He had been restored to the side, Mourinho suggested, to improve his morale; the demoted Marcus Rashford, he said, did not require the boost selection confers. “Anthony needs that confidence,” he said. “He has worked harder than ever in the last two weeks in the way I like: silence but hard. The Anthony Martial I want is the Anthony Martial of the last two weeks of training.”

The renaissance of Martial came at Rashford’s expense but, also like Mkhitaryan’s, to the detriment of the captain, who was confined to the bench. The Armenian looks now to have been installed as Mourinho’s preferred No 10. Wayne Rooney’s reign as an automatic starter ended after the defeat against Watford in September and the reverse fixture was another indication of an unused substitute’s decline in status. United flourished without him.
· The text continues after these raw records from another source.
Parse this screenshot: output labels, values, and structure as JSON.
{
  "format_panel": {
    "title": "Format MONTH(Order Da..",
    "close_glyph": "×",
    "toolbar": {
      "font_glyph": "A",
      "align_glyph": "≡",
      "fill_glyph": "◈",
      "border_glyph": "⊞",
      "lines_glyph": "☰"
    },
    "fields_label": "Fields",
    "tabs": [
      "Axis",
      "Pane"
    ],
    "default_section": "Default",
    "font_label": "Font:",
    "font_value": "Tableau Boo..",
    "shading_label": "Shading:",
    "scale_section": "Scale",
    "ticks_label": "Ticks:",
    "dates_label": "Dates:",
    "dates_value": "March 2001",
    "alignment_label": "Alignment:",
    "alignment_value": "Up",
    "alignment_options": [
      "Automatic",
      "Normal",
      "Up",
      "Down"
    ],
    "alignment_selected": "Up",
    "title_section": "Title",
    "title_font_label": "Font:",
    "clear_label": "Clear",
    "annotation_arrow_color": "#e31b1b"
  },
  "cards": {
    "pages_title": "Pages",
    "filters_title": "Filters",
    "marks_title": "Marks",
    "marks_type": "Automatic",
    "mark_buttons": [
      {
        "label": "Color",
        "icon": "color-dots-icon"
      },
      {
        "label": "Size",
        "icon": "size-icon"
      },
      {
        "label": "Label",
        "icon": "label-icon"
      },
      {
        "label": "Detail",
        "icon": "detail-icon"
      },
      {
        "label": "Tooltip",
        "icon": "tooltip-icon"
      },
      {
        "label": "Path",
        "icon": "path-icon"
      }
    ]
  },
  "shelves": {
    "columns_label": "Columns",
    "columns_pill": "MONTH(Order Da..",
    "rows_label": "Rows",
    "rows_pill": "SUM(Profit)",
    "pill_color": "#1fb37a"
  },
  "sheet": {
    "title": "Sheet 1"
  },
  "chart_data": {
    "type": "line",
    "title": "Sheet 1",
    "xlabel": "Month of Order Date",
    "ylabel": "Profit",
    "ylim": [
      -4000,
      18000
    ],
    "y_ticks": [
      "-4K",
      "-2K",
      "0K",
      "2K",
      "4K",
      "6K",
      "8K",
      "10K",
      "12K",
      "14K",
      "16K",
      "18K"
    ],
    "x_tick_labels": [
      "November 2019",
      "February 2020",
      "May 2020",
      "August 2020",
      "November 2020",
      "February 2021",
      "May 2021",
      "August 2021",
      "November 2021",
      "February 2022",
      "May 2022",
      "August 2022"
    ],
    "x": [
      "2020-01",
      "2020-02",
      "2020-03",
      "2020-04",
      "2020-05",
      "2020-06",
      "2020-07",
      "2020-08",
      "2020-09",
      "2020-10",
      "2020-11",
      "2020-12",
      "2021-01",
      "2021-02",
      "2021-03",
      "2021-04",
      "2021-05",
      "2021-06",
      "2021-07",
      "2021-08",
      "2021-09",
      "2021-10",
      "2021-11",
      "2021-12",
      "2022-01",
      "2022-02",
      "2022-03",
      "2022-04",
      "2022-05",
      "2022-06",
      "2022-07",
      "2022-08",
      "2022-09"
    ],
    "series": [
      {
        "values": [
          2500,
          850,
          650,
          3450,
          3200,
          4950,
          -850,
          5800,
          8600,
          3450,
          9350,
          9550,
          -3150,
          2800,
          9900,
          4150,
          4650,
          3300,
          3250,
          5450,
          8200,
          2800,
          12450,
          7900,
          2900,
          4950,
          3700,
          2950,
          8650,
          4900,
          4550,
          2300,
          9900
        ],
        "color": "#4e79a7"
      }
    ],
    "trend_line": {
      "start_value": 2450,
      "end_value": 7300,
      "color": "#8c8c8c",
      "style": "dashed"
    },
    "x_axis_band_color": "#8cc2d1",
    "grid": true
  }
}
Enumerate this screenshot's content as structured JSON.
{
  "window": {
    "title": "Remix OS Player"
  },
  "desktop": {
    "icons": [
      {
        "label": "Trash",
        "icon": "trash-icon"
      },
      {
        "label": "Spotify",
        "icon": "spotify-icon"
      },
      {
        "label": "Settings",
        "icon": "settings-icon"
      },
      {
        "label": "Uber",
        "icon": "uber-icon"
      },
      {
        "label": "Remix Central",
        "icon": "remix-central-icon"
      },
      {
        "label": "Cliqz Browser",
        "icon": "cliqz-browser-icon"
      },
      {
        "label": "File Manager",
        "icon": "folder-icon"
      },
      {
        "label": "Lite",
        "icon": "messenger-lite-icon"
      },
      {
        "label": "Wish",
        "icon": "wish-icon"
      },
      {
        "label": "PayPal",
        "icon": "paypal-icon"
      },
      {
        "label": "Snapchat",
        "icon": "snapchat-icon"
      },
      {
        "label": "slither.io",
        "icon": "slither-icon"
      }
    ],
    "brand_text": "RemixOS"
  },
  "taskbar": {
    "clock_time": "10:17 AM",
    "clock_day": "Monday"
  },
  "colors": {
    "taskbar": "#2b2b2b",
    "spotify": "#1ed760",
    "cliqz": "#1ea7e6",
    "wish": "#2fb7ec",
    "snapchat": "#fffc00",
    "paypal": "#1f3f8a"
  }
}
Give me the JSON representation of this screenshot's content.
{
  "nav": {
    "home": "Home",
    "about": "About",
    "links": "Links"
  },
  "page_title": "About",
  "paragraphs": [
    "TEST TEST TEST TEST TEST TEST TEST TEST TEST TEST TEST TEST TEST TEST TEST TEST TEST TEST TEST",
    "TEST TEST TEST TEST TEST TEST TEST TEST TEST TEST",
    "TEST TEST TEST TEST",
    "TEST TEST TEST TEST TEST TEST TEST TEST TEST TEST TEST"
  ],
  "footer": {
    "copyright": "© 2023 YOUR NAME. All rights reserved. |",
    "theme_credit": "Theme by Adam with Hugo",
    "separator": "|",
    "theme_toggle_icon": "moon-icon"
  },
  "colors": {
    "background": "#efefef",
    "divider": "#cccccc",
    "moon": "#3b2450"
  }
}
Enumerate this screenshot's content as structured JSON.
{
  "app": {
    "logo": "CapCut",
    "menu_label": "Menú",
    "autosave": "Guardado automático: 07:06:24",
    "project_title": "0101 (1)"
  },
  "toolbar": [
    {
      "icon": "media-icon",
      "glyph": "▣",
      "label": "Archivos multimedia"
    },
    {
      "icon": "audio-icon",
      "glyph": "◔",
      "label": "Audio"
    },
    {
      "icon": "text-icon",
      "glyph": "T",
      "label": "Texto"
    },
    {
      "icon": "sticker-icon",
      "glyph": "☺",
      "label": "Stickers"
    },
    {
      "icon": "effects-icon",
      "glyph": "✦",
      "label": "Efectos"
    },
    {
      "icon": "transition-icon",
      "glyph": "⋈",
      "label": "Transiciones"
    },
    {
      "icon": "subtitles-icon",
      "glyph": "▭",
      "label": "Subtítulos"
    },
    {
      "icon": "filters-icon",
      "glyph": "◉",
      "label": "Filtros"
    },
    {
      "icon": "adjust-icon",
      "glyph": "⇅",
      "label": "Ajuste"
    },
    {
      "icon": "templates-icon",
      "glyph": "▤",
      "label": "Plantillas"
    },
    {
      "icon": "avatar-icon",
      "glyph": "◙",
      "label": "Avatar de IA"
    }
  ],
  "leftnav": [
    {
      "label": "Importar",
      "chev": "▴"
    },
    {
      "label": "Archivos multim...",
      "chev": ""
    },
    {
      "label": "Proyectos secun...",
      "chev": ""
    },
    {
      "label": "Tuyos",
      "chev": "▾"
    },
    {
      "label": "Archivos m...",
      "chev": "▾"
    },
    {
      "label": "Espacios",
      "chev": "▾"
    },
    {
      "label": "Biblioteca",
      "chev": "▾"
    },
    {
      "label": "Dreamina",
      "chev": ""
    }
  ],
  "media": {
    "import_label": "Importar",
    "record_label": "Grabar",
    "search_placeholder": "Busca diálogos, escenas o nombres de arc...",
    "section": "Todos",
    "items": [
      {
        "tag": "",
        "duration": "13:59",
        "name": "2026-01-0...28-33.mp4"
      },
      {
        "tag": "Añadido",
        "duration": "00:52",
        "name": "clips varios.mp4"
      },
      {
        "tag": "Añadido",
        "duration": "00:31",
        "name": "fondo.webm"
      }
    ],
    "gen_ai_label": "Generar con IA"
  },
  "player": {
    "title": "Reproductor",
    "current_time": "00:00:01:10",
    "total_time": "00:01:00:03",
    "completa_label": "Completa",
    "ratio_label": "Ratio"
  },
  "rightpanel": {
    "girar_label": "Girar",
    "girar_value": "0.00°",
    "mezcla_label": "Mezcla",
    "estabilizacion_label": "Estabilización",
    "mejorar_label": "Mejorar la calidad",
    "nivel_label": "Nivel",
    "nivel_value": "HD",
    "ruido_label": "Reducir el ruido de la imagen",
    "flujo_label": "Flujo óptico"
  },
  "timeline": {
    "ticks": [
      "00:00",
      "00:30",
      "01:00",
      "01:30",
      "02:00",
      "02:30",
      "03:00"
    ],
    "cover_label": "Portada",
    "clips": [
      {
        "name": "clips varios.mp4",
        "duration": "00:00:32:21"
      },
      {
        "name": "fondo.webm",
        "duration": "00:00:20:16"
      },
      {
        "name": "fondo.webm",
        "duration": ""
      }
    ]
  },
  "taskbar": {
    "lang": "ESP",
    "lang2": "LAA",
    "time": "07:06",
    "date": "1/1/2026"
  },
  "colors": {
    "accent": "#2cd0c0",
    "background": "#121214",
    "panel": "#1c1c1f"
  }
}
“We started well,” Watford’s manager, Walter Mazzarri, said. They twice threatened to lead, José Holebas coming close with a viciously swerving shot struck and Mauro Zárate attempting an audacious overhead kick.

The Argentinian later tested David de Gea with a curling free-kick, but United kept a fourth consecutive clean sheet, became the first team to chalk up 2,000 Premier League points and left Mourinho enthusing more about the manner than the numbers.

“When I got the job they were saying at Manchester United you need to play the football in a certain way and I agree,” he said. “In the first half, the football was fabulous.”